Wer mit digitalen Medien wie E-Book oder Hörbüchern handelt, hat ein Interesse daran, daß diese nicht weiterverkauft werden, ohne daß der Erstkäufer die Datei restlos „herausgibt“ und von seinem eigenen Datenträger löscht.

Nur so ist sichergestellt, daß das digitale Werk nicht mehrfach verwendet werden kann, sondern wie ein Buch nur einmal für den Kaufpreis hergegeben wird.

Gerichtlich ist bereits entschieden, daß gebrauchte Software weiterverkauft werden darf, was der EuGH damit begründet, daß durch den Erstverkauf der Software das ausschließliche Recht zur Verbreitung erschöpft sei und der Hersteller oder Anbieter daher keinen Einfluß mehr auf die Weiterveräußerung nehmen könne.

Das LG Bielefeld ( Urteil vom 05.03.2013, 4 O 191/11) hat hiervon abweichend jetzt für digitale Downloads entschieden,  daß der Anbieter der digitalen Medien Einschränkungen für die Nutzungsrechte des Downloads regeln und hierbei auch den Weiterverkauf oder das entgeltliche oder unentgeltliche Kopieren für Dritte verbieten darf.

Das Gericht vertritt die Auffassung, daß es dem Anbieter nicht möglich sei zu prüfen, ob der Erstkäufer auch wirklich die Datei restlos entferne und bei einem Weiterverkauf selber die Nutzung des Werkes aufgibt.
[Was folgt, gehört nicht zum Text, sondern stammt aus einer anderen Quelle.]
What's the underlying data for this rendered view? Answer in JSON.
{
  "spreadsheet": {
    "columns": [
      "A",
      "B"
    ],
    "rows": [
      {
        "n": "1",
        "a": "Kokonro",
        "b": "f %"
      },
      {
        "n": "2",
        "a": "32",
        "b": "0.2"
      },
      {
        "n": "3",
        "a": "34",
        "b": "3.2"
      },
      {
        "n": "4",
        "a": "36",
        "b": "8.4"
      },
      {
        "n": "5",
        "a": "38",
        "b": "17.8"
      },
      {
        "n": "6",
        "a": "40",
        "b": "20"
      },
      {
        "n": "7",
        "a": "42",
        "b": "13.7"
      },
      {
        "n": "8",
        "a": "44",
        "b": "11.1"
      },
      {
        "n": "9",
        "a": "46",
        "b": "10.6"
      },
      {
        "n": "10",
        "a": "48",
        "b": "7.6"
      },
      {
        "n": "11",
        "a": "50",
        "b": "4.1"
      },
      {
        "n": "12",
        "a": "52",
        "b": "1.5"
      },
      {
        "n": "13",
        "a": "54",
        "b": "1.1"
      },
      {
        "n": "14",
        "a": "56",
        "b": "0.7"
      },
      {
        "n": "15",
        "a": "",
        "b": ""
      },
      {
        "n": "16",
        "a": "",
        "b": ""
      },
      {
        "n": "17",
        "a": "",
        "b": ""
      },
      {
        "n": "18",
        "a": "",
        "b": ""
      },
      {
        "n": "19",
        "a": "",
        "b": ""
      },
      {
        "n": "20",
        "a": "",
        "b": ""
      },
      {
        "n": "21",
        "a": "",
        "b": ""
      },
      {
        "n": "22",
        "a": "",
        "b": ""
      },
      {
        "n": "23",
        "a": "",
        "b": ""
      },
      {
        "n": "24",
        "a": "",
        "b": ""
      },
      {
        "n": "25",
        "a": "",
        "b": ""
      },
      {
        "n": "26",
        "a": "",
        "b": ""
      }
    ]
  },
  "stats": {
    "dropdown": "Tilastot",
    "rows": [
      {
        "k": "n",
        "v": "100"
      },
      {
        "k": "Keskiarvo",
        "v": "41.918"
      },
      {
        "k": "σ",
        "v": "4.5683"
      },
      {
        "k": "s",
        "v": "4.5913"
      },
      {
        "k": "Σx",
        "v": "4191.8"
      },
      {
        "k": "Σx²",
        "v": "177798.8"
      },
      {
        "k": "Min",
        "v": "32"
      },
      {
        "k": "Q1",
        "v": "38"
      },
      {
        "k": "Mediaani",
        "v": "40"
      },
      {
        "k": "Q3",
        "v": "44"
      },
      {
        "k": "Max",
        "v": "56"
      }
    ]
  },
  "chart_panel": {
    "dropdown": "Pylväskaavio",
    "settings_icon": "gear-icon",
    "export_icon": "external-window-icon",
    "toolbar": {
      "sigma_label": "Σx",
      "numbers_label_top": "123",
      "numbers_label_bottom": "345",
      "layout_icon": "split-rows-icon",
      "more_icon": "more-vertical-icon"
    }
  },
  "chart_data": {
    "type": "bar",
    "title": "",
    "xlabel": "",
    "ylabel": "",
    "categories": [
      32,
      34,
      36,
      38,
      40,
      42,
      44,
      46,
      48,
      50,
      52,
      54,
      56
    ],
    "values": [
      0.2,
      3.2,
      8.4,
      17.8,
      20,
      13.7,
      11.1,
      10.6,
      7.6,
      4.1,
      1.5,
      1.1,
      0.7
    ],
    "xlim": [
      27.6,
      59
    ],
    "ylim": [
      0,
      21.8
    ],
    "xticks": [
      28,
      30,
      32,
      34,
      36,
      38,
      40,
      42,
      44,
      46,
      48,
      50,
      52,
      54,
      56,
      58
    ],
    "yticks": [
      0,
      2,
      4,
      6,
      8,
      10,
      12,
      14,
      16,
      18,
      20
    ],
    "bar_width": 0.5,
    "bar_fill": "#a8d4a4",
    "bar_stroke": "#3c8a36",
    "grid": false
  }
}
Da der Käufer lediglich das Nutzungsrecht an der Datei erwerbe und selber die Datei uneingeschränkt nutzen könne, seien seine Rechte auch nicht unangemessen eingeschränkt, wenn ihm der Weiterverkauf untersagt werde.

Ob diese Entscheidung im Hinblick auf die Erwägungen des EuGH zur gebrauchten Software trägt, bleibt abzuwarten.